These days, producing content is just a way of life for marketers. But more content doesn't always mean better or more effective content. In fact, less content that delivers greater value might be the right way for many businesses to view the task of producing content.
If you’re going to expend the significant amount of time and energy it takes to create content that will drive your marketing machine, you may want to think long and hard about how to make your content more powerful.
Below are five considerations for every bit of content you produce:
1. Craft a Point of View
Your unique point of view, whether it's how you do what you do, your view of the world or your way of getting results, should shine through in your content. If you’re simply agreeing with every commonly accepted notion or trend in your industry, you’re simply producing commodity content, and what’s the point of that?
Consider taking a stand and maybe even ruffle some feathers in the name of your beliefs in order to make your words gain traction with your prospects and customers.
2. Be Useful
I shouldn’t have to remind you of this, but offering something useful is always better. If all you’re creating doesn’t make people think differently, take action or learn how to do what they want to do, you may as well just link to other people’s content.
Long form, how-to content is useful. Free tools are useful. Screencasts showing people how to do something online are useful. Webinars are useful. In short, content that educates is useful, and it's what you should consider providing to your audience.
3. Be Consistent
Over time, you can build momentum, as well as a library of content that becomes an asset, by creating a weekly newsletter, writing daily blog posts, scheduling guest content and creating video and audio interviews.

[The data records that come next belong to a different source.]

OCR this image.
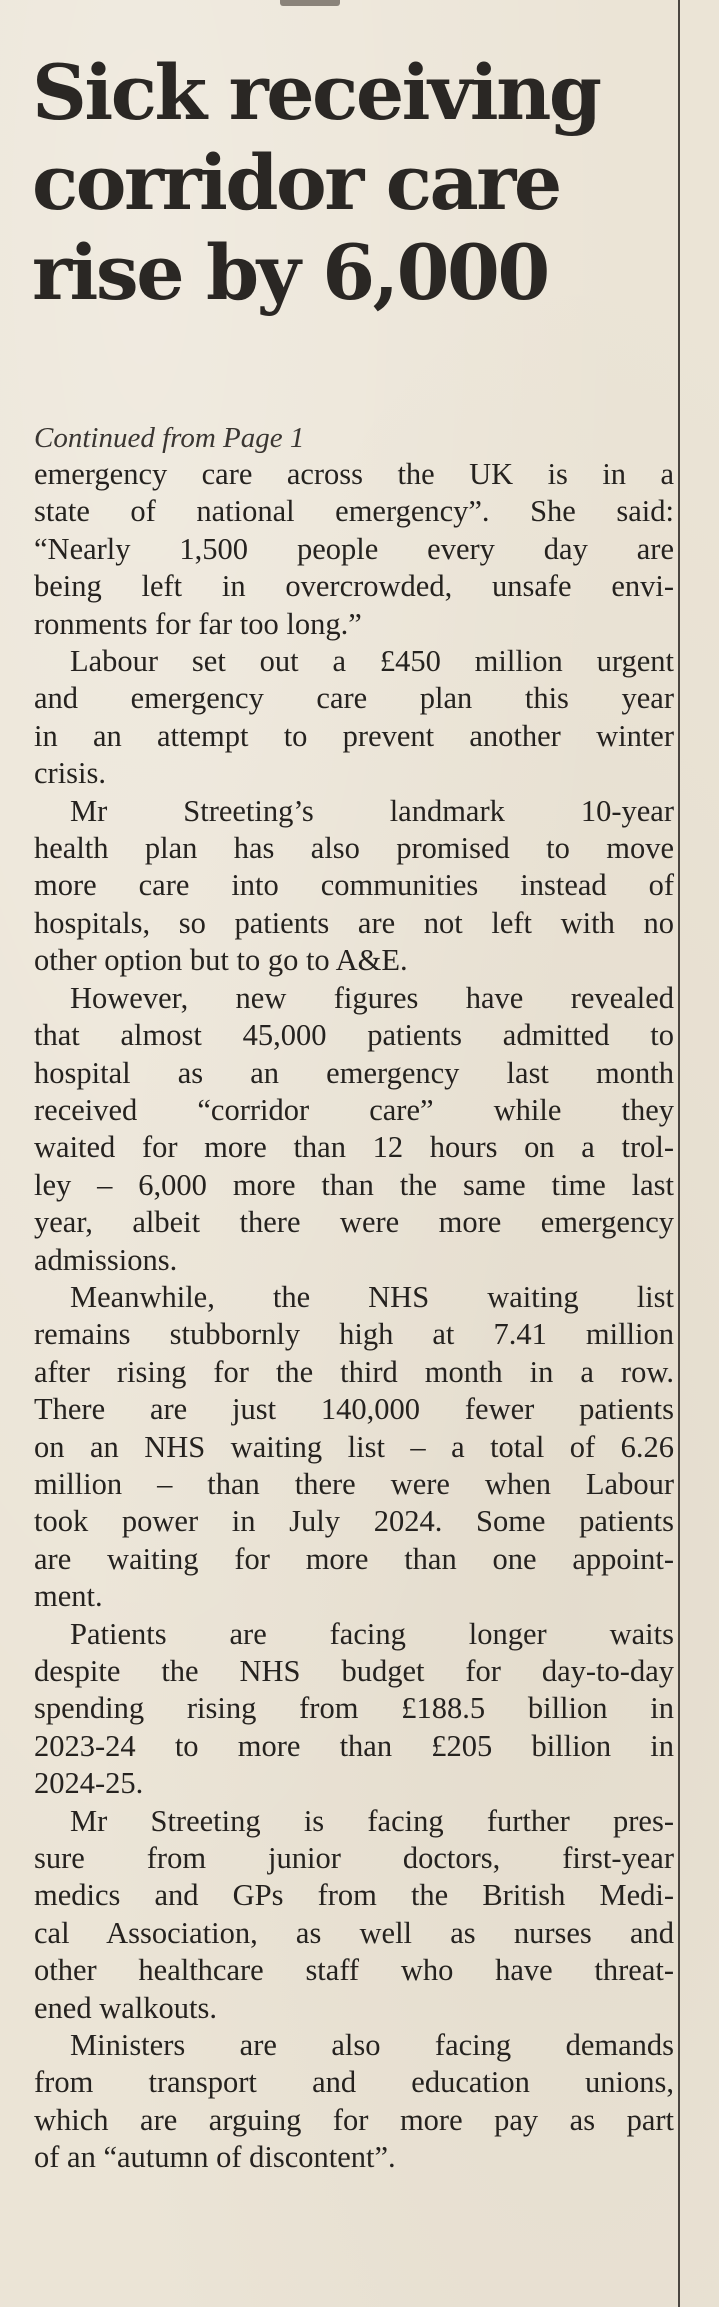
Sick receiving
corridor care
rise by 6,000

Continued from Page 1

emergency care across the UK is in a
state of national emergency”. She said:
“Nearly 1,500 people every day are
being left in overcrowded, unsafe envi-
ronments for far too long.”

Labour set out a £450 million urgent
and emergency care plan this year
in an attempt to prevent another winter
crisis.

Mr Streeting’s landmark 10-year
health plan has also promised to move
more care into communities instead of
hospitals, so patients are not left with no
other option but to go to A&E.

However, new figures have revealed
that almost 45,000 patients admitted to
hospital as an emergency last month
received “corridor care” while they
waited for more than 12 hours on a trol-
ley – 6,000 more than the same time last
year, albeit there were more emergency
admissions.

Meanwhile, the NHS waiting list
remains stubbornly high at 7.41 million
after rising for the third month in a row.
There are just 140,000 fewer patients
on an NHS waiting list – a total of 6.26
million – than there were when Labour
took power in July 2024. Some patients
are waiting for more than one appoint-
ment.

Patients are facing longer waits
despite the NHS budget for day-to-day
spending rising from £188.5 billion in
2023-24 to more than £205 billion in
2024-25.

Mr Streeting is facing further pres-
sure from junior doctors, first-year
medics and GPs from the British Medi-
cal Association, as well as nurses and
other healthcare staff who have threat-
ened walkouts.

Ministers are also facing demands
from transport and education unions,
which are arguing for more pay as part
of an “autumn of discontent”.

Create a calendar of themes for the year that map back to your most important keyword phrases, and build an editorial calendar where you plan your blog posts, guest posts, podcasts, webinars, seminars, ebooks and curation activities. Knowing your schedule in advance can help you plan ahead, keeping your themes and content consistent with your marketing message.
4. Be Authentic
I know this term gets tossed around like candy these days, but I think it’s worth asking yourself if the content you produce is mostly industry blah, blah, blah or if you're offering real stories about real customers and real problems—as good, bad and awesome as they might be.

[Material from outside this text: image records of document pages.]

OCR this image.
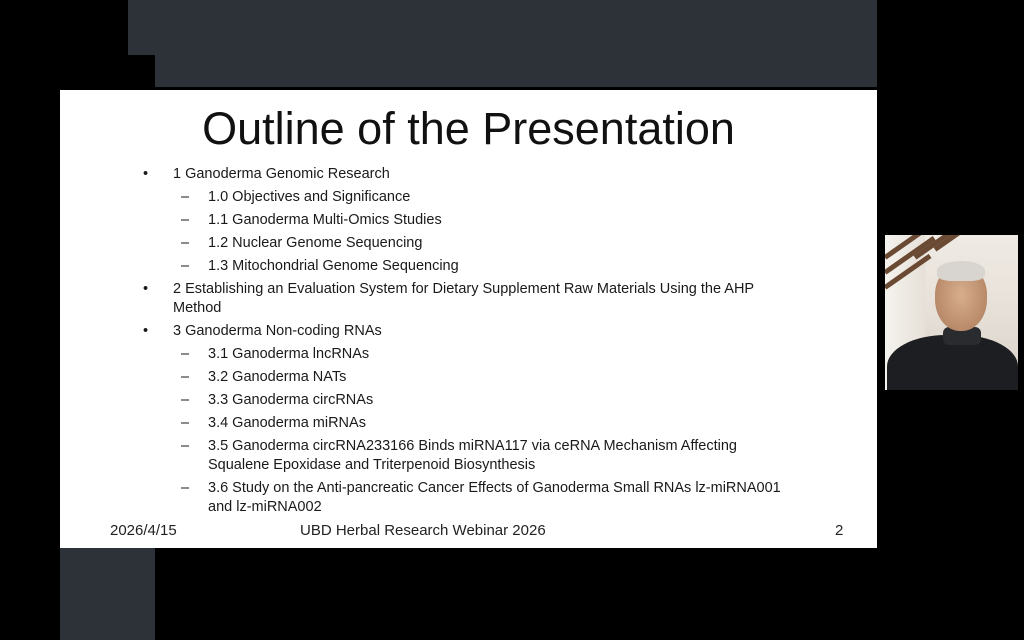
Outline of the Presentation
• 1 Ganoderma Genomic Research
– 1.0 Objectives and Significance
– 1.1 Ganoderma Multi-Omics Studies
– 1.2 Nuclear Genome Sequencing
– 1.3 Mitochondrial Genome Sequencing
• 2 Establishing an Evaluation System for Dietary Supplement Raw Materials Using the AHP Method
• 3 Ganoderma Non-coding RNAs
– 3.1 Ganoderma lncRNAs
– 3.2 Ganoderma NATs
– 3.3 Ganoderma circRNAs
– 3.4 Ganoderma miRNAs
– 3.5 Ganoderma circRNA233166 Binds miRNA117 via ceRNA Mechanism Affecting Squalene Epoxidase and Triterpenoid Biosynthesis
– 3.6 Study on the Anti-pancreatic Cancer Effects of Ganoderma Small RNAs lz-miRNA001 and lz-miRNA002
2026/4/15	UBD Herbal Research Webinar 2026	2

Authentic content sounds like you speaking—it tells us why you do what you do and it can help us see you as a real person.
5. Focus on Something Other Than You
The last element I want you to consider is how much you write about yourself, your awesomeness and your killer solutions versus how much you help your readers understand the value in the lessons you're sharing. Until people begin to see themselves getting the results they want in your content, it can fall short of the ultimate goal.
To get a sense of just how pervasive this idea is in most writing, you can quickly scan a Web page or article and pretty easily count the use of the words “we” or “our” or “I.”
Take a look at all the content your organization produces today—including Facebook updates, blog posts, email newsletters and promotions, and marketing brochures and presentations—and audit each of them to see if they pass the test for the elements outlined above.
If not, it may be time to get to work rewriting, repositioning and rethinking your content creation strategy and process.